Rappelant l’accord fondamental conclu avec l’OLP en 2000, l’accord global renouvelait la demande d’une «solution équitable en ce qui concerne la question de Jérusalem, basée sur les résolutions internationales», affirmant que «les décisions et les actions unilatérales modifiant le caractère et le statut spécifiques de Jérusalem sont moralement et légalement inacceptables» et que «toute mesure unilatérale illégale, de quelque nature que ce soit, est nulle et sans effet» et «constitue un obs-tacle à la recherche de la paix».

Ce bref aperçu atteste de la cohérence et du réalisme de la position contenue dans les appels des derniers Papes, dans les déclarations du Saint-Siège aux Nations unies et dans les accords signés à ce jour. Immédiatement après l’attaque terroriste inhumaine perpétrée par le Hamas le 7 octobre 2023, le Pape François a condamné le massacre et a demandé à plusieurs reprises et publiquement la libération de tous les otages.

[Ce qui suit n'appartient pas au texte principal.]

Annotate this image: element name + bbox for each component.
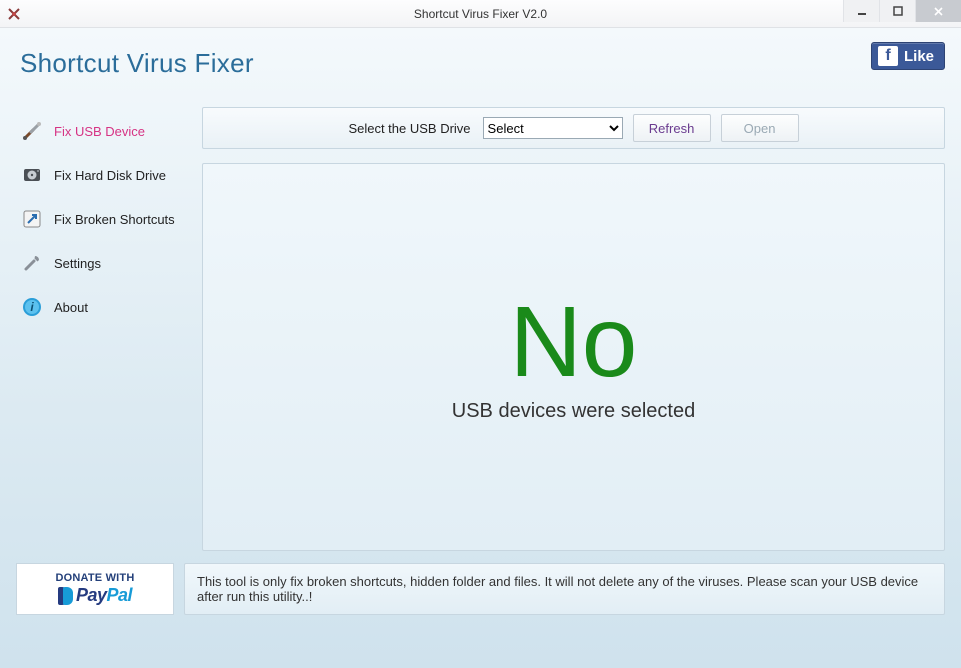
titlebar: Shortcut Virus Fixer V2.0 <box>0 0 961 28</box>
window-title: Shortcut Virus Fixer V2.0 <box>0 7 961 21</box>
maximize-button[interactable] <box>879 0 915 22</box>
hdd-icon <box>20 163 44 187</box>
info-bar: This tool is only fix broken shortcuts, … <box>184 563 945 615</box>
status-panel: No USB devices were selected <box>202 163 945 551</box>
sidebar: Fix USB Device Fix Hard Disk Drive Fix B… <box>16 107 202 551</box>
sidebar-item-label: Settings <box>54 256 101 271</box>
paypal-logo: PayPal <box>58 585 132 606</box>
app-body: Shortcut Virus Fixer f Like Fix USB Devi… <box>0 28 961 668</box>
sidebar-item-fix-hdd[interactable]: Fix Hard Disk Drive <box>16 153 202 197</box>
paypal-icon <box>58 587 73 605</box>
facebook-like-label: Like <box>904 48 934 65</box>
donate-paypal-button[interactable]: Donate with PayPal <box>16 563 174 615</box>
open-button[interactable]: Open <box>721 114 799 142</box>
controls-bar: Select the USB Drive Select Refresh Open <box>202 107 945 149</box>
header-row: Shortcut Virus Fixer f Like <box>16 42 945 79</box>
tools-icon <box>20 119 44 143</box>
app-icon <box>6 6 22 22</box>
select-drive-label: Select the USB Drive <box>348 121 470 136</box>
info-icon: i <box>20 295 44 319</box>
paypal-text: PayPal <box>76 585 132 606</box>
sidebar-item-label: Fix USB Device <box>54 124 145 139</box>
sidebar-item-settings[interactable]: Settings <box>16 241 202 285</box>
status-sub-text: USB devices were selected <box>452 400 695 423</box>
window-controls <box>843 0 961 27</box>
status-big-text: No <box>510 292 638 392</box>
minimize-button[interactable] <box>843 0 879 22</box>
content-row: Fix USB Device Fix Hard Disk Drive Fix B… <box>16 107 945 551</box>
sidebar-item-label: Fix Hard Disk Drive <box>54 168 166 183</box>
app-title: Shortcut Virus Fixer <box>20 48 254 79</box>
close-button[interactable] <box>915 0 961 22</box>
facebook-like-button[interactable]: f Like <box>871 42 945 70</box>
shortcut-icon <box>20 207 44 231</box>
info-text: This tool is only fix broken shortcuts, … <box>197 574 932 604</box>
donate-label: Donate with <box>56 572 135 584</box>
sidebar-item-label: About <box>54 300 88 315</box>
footer-row: Donate with PayPal This tool is only fix… <box>16 563 945 615</box>
wrench-icon <box>20 251 44 275</box>
sidebar-item-fix-usb[interactable]: Fix USB Device <box>16 109 202 153</box>
refresh-button[interactable]: Refresh <box>633 114 711 142</box>
usb-drive-select[interactable]: Select <box>483 117 623 139</box>
sidebar-item-about[interactable]: i About <box>16 285 202 329</box>
main-area: Select the USB Drive Select Refresh Open… <box>202 107 945 551</box>
facebook-icon: f <box>878 46 898 66</box>
sidebar-item-fix-shortcuts[interactable]: Fix Broken Shortcuts <box>16 197 202 241</box>
sidebar-item-label: Fix Broken Shortcuts <box>54 212 175 227</box>
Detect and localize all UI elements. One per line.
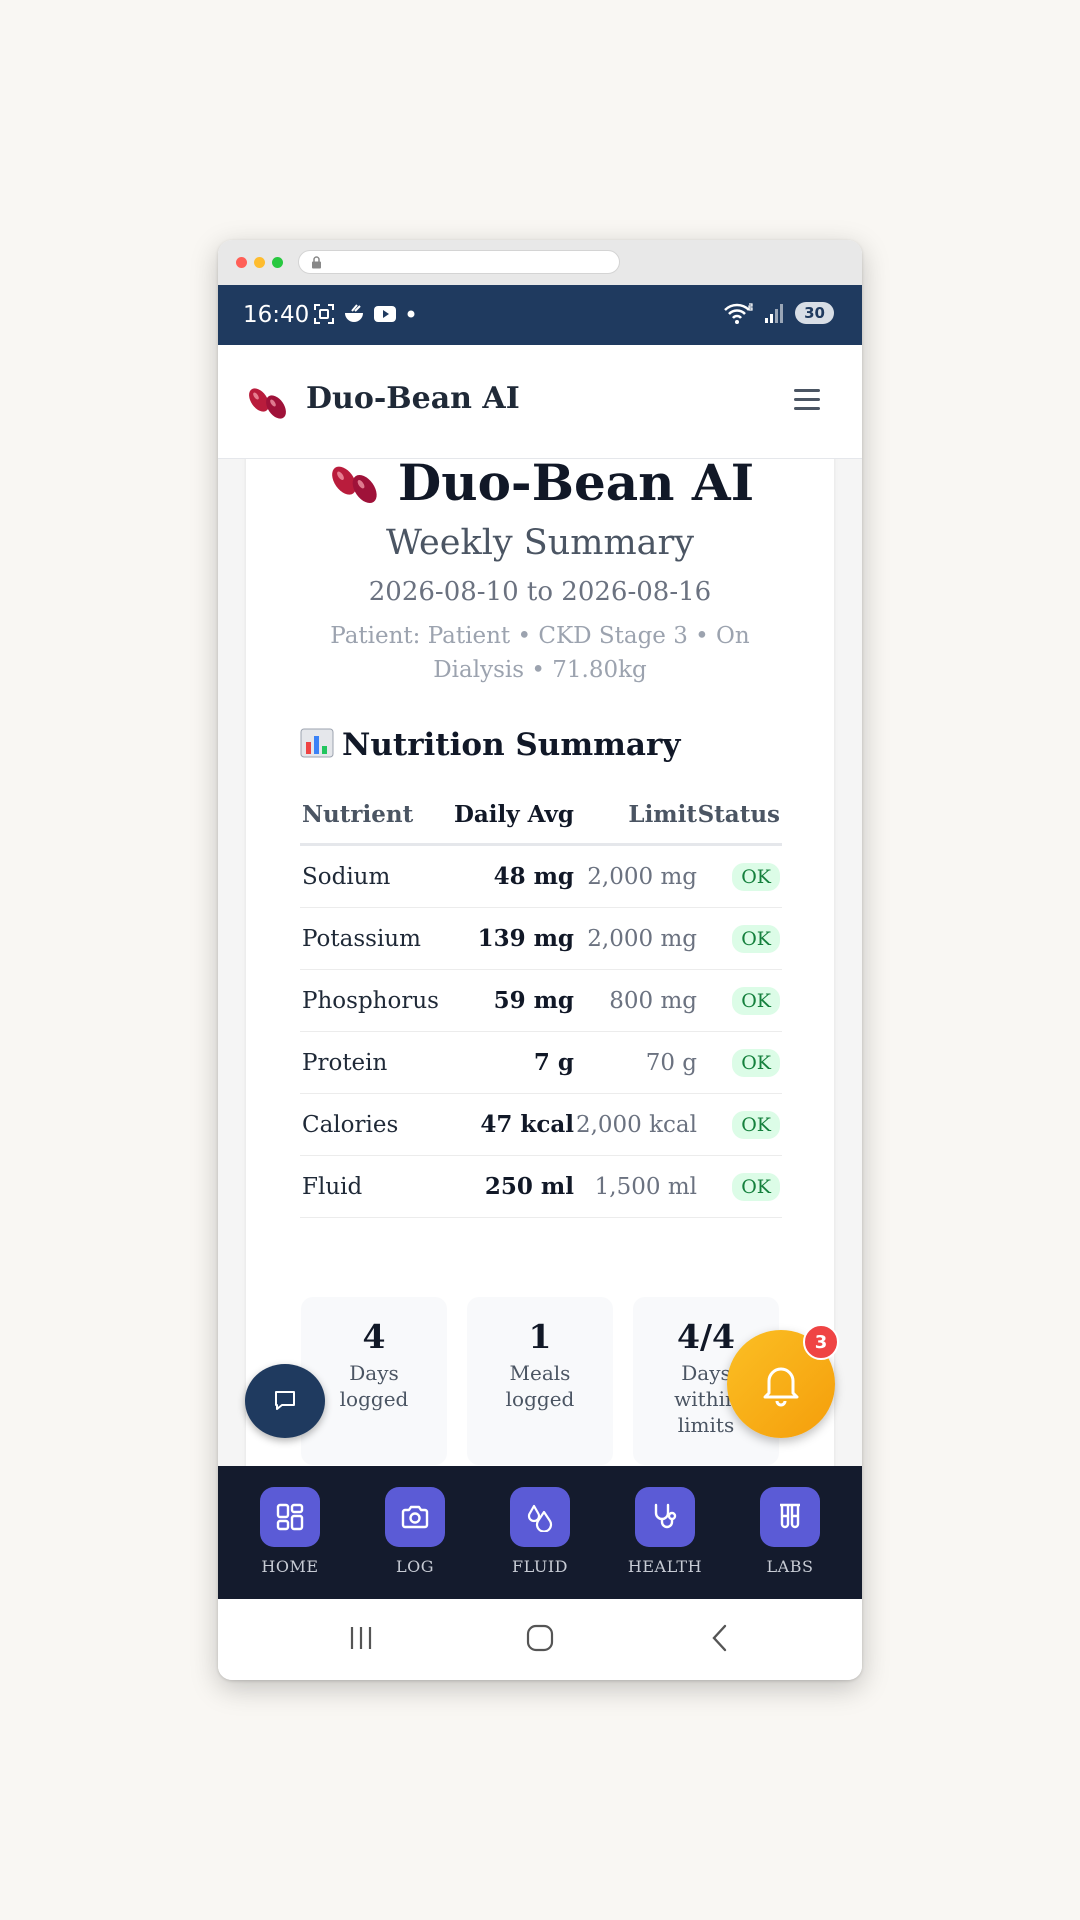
- hero-title-row: Duo-Bean AI: [246, 459, 834, 512]
- table-row: Protein 7 g 70 g OK: [300, 1031, 782, 1094]
- app-header: Duo-Bean AI: [218, 345, 862, 459]
- nav-label: HOME: [261, 1557, 319, 1576]
- nav-item-labs[interactable]: LABS: [735, 1487, 845, 1576]
- table-row: Phosphorus 59 mg 800 mg OK: [300, 969, 782, 1032]
- nav-item-home[interactable]: HOME: [235, 1487, 345, 1576]
- status-badge: OK: [732, 986, 780, 1015]
- column-header-daily-avg: Daily Avg: [452, 785, 574, 846]
- signal-icon: [765, 304, 784, 323]
- nutrition-section-title: Nutrition Summary: [300, 727, 680, 763]
- youtube-icon: [374, 306, 396, 322]
- column-header-status: Status: [697, 785, 782, 846]
- test-tubes-icon: [780, 1503, 800, 1529]
- bottom-navigation: HOME LOG FLUID HEALTH LABS: [218, 1466, 862, 1599]
- nutrient-name: Potassium: [300, 907, 452, 970]
- daily-avg-value: 250 ml: [452, 1155, 574, 1218]
- table-row: Fluid 250 ml 1,500 ml OK: [300, 1155, 782, 1218]
- home-icon[interactable]: [525, 1623, 555, 1653]
- date-range: 2026-08-10 to 2026-08-16: [368, 577, 712, 607]
- browser-toolbar: [218, 240, 862, 285]
- table-row: Sodium 48 mg 2,000 mg OK: [300, 844, 782, 908]
- daily-avg-value: 139 mg: [452, 907, 574, 970]
- back-icon[interactable]: [706, 1623, 736, 1653]
- dot-icon: [407, 310, 415, 318]
- nutrient-name: Protein: [300, 1031, 452, 1094]
- column-header-limit: Limit: [574, 785, 697, 846]
- stat-value: 4: [362, 1317, 386, 1356]
- hamburger-menu-icon[interactable]: [794, 389, 820, 416]
- limit-value: 800 mg: [574, 969, 697, 1032]
- report-subtitle: Weekly Summary: [385, 523, 695, 563]
- beans-logo-icon: [249, 388, 286, 419]
- stat-value: 1: [528, 1317, 552, 1356]
- status-badge: OK: [732, 862, 780, 891]
- daily-avg-value: 7 g: [452, 1031, 574, 1094]
- column-header-nutrient: Nutrient: [300, 785, 452, 846]
- nav-item-fluid[interactable]: FLUID: [485, 1487, 595, 1576]
- system-navigation-bar: [218, 1599, 862, 1680]
- status-badge: OK: [732, 1172, 780, 1201]
- screenshot-icon: [314, 304, 334, 324]
- notifications-button[interactable]: 3: [727, 1324, 839, 1438]
- bar-chart-icon: [300, 728, 334, 758]
- limit-value: 2,000 kcal: [574, 1093, 697, 1156]
- table-header-row: Nutrient Daily Avg Limit Status: [300, 785, 782, 846]
- status-badge: OK: [732, 1048, 780, 1077]
- report-title: Duo-Bean AI: [397, 459, 755, 512]
- chat-icon: [275, 1391, 295, 1410]
- daily-avg-value: 48 mg: [452, 844, 574, 908]
- status-badge: OK: [732, 1110, 780, 1139]
- nav-label: HEALTH: [627, 1557, 703, 1576]
- clock: 16:40: [243, 302, 310, 328]
- status-bar: 16:40 30: [218, 285, 862, 345]
- limit-value: 1,500 ml: [574, 1155, 697, 1218]
- nutrition-table: Nutrient Daily Avg Limit Status Sodium 4…: [300, 785, 782, 1218]
- rice-bowl-icon: [345, 304, 363, 322]
- wifi-icon: [724, 303, 753, 324]
- grid-icon: [276, 1503, 304, 1531]
- nav-item-log[interactable]: LOG: [360, 1487, 470, 1576]
- limit-value: 70 g: [574, 1031, 697, 1094]
- patient-info: Patient: Patient • CKD Stage 3 • On Dial…: [330, 623, 750, 683]
- bell-icon: [763, 1367, 799, 1407]
- lock-icon: [312, 256, 321, 269]
- battery-indicator: 30: [795, 302, 834, 324]
- nutrient-name: Sodium: [300, 844, 452, 908]
- beans-logo-icon: [332, 466, 377, 503]
- stat-label: Meals logged: [505, 1361, 575, 1411]
- stethoscope-icon: [654, 1503, 677, 1529]
- recent-apps-icon[interactable]: [346, 1623, 376, 1653]
- table-row: Calories 47 kcal 2,000 kcal OK: [300, 1093, 782, 1156]
- app-title[interactable]: Duo-Bean AI: [306, 381, 520, 416]
- notification-icons: [313, 303, 417, 325]
- limit-value: 2,000 mg: [574, 844, 697, 908]
- close-window-dot[interactable]: [236, 257, 247, 268]
- camera-icon: [401, 1505, 429, 1529]
- nutrient-name: Calories: [300, 1093, 452, 1156]
- limit-value: 2,000 mg: [574, 907, 697, 970]
- chat-button[interactable]: [245, 1364, 325, 1438]
- nutrient-name: Phosphorus: [300, 969, 452, 1032]
- notification-count-badge: 3: [803, 1324, 839, 1360]
- address-bar[interactable]: [298, 250, 620, 274]
- stat-card-days-logged: 4 Days logged: [301, 1297, 447, 1465]
- nav-label: LOG: [395, 1557, 435, 1576]
- stat-card-meals-logged: 1 Meals logged: [467, 1297, 613, 1465]
- nutrient-name: Fluid: [300, 1155, 452, 1218]
- status-badge: OK: [732, 924, 780, 953]
- nav-label: FLUID: [512, 1557, 568, 1576]
- droplets-icon: [527, 1504, 553, 1532]
- system-indicators: 30: [723, 301, 834, 325]
- nav-item-health[interactable]: HEALTH: [610, 1487, 720, 1576]
- maximize-window-dot[interactable]: [272, 257, 283, 268]
- minimize-window-dot[interactable]: [254, 257, 265, 268]
- daily-avg-value: 47 kcal: [452, 1093, 574, 1156]
- phone-frame: 16:40 30 Duo-Bean AI Duo-Bean AI Weekly …: [218, 240, 862, 1680]
- nav-label: LABS: [766, 1557, 814, 1576]
- daily-avg-value: 59 mg: [452, 969, 574, 1032]
- table-row: Potassium 139 mg 2,000 mg OK: [300, 907, 782, 970]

Dans le même temps, tout en reconnaissant le droit d’Israël à se défendre, le Saint-Siège a demandé à plusieurs reprises — en vain — que l’ensemble du peuple palestinien présent dans la bande de Gaza ne soit pas frappé sans distinction, et a également demandé l’arrêt des attaques des colons contre la population palestinienne vivant dans les territoires de l’Etat de Palestine communément appelés Cisjordanie. Malheureusement, cela n’a pas eu lieu: à Gaza, et pas seulement à Gaza, on assiste à des attaques qui ne peuvent être en aucun être justifiées et qui constituent un massacre qui pèse sur la conscience de tous.

Comme l’a clairement et sans équivoque déclaré le Pape Léon XIV lors de l’Angelus du dimanche 20 juillet, il est urgent et nécessaire de «respecter le droit humanitaire», et «respecter l’obligation de protéger les civils, ainsi que l’interdiction des punitions collectives, de l’usage aveugle de la force et du déplacement forcé de la population». La communauté internationale ne peut continuer à assister inerte au massacre en cours. Il est à espérer que la Conférence internationale de haut niveau pour le règlement pacifique de la question de Palestine et la mise en œuvre de la solution à deux Etats, saisissant l’urgence d’une réponse commune au drame des Palestiniens, continuera avec détermination de trouver une solution pour enfin garantir à ce peuple un Etat aux frontières sûres, respectées et reconnues.